Curious to hear your thoughts!
all the best
John
The U.S. Wind Turbine Database
Accelerated degradation of photovoltaic modules under a future warmer climate, Shukla Poddar, February 14, 2024








Excellent article John. You clearly articulated the reality of the pace at which each transition from one energy node to the next improved the size and efficiency of the complex system supporting human flourishing. One of my favorite quotes comes from Doomberg “in the war between platitudes and physics, physics stands undefeated”. The problem, as you point out, is we have lived in an ever higher energy density bubble for the last 200+ years, coupled with simultaneous ever increasing pace of technological innovation, has created a type of blindness to where this abundance comes from.
For the majority of first world inhabitants, electricity comes from a magic hole in the wall, food comes from supermarkets and the ability to travel vast distances comes from a fuel pump. We live in an age of widespread magical thinking in which every problem has a cheap technological solution, if we just think hard enough about it. Our political class have become the primary adherents to the school of magical thinking, with economic models that completely divorce economic growth and cheap and reliable energy as symbiotic dependencies. In this world you can simultaneously climb down the energy density and reliability ladder while climbing up the economic prosperity ladder. Even better, you can spend yourself rich while doing it.
Thanks to folks like yourself, Robert Bryce, Michael Shellenberger and others, trying to ring the alarm bells about the need for long term strategies to solve the current and future energy and environmental challenges. Keep up the great work.

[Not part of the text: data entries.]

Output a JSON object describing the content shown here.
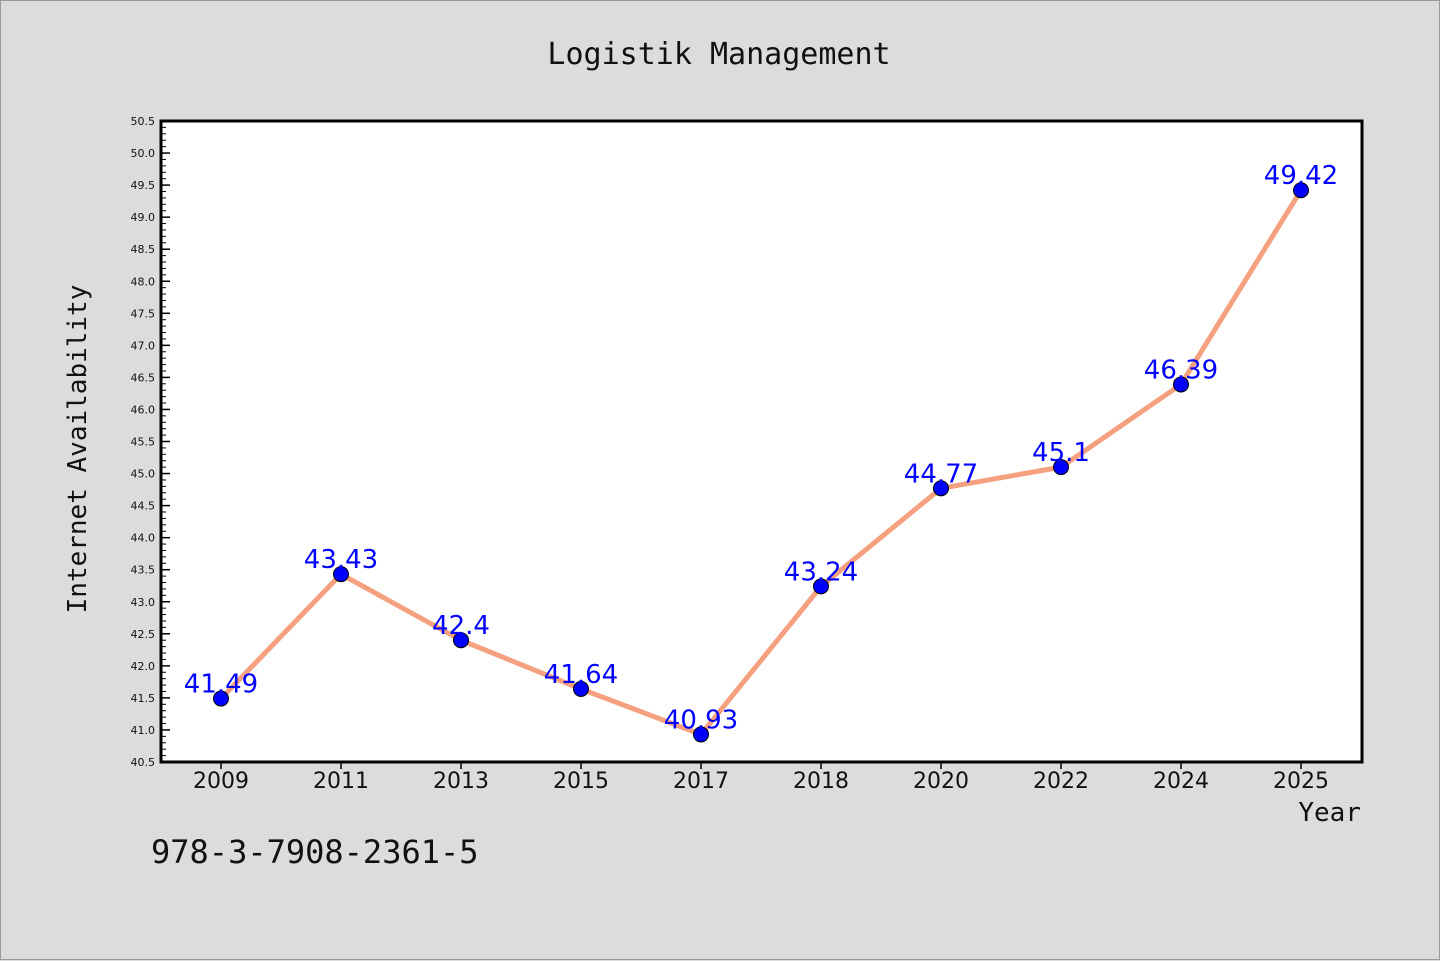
{
  "chart_data": {
    "type": "line",
    "title": "Logistik Management",
    "xlabel": "Year",
    "ylabel": "Internet Availability",
    "categories": [
      "2009",
      "2011",
      "2013",
      "2015",
      "2017",
      "2018",
      "2020",
      "2022",
      "2024",
      "2025"
    ],
    "series": [
      {
        "values": [
          41.49,
          43.43,
          42.4,
          41.64,
          40.93,
          43.24,
          44.77,
          45.1,
          46.39,
          49.42
        ],
        "labels": [
          "41.49",
          "43.43",
          "42.4",
          "41.64",
          "40.93",
          "43.24",
          "44.77",
          "45.1",
          "46.39",
          "49.42"
        ],
        "line_color": "#f5a07e",
        "marker_color": "#0000ff",
        "label_color": "#0000ff"
      }
    ],
    "ylim": [
      40.5,
      50.5
    ],
    "yticks": [
      "40.5",
      "41.0",
      "41.5",
      "42.0",
      "42.5",
      "43.0",
      "43.5",
      "44.0",
      "44.5",
      "45.0",
      "45.5",
      "46.0",
      "46.5",
      "47.0",
      "47.5",
      "48.0",
      "48.5",
      "49.0",
      "49.5",
      "50.0",
      "50.5"
    ],
    "grid": false,
    "legend": "none"
  },
  "footer": {
    "isbn": "978-3-7908-2361-5"
  }
}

If I might follow your excellent article an Corey’s great comments, the quote from IRENA that “ … the institutional groundwork must be laid in time to meet the expected surge in panel waste. Policy action is needed to address the challenges ahead, …”. shows the incompetence runs deep in the sustainable community. Systems Thinking would insist that all aspects of the full energy system should have been understood and acknowledged at the start, not after an expected surge (which was miscalculated by at least a factor of 2). Instead, these inconvenient truths were hidden or ignored in the rush to implement these solutions. Policy driven decisions are rarely sound. Policy decisions based on ‘existential crises’ based, emotionally driven public support have almost no chance of creating a solution that is feasible and effective over the long term. We should be learning from this colossal failure and consumption of $Trillions and putting in place both leadership and laws to restrain this from happening again. We could have done much better if calm voices and clear thinking were allowed to address the issue.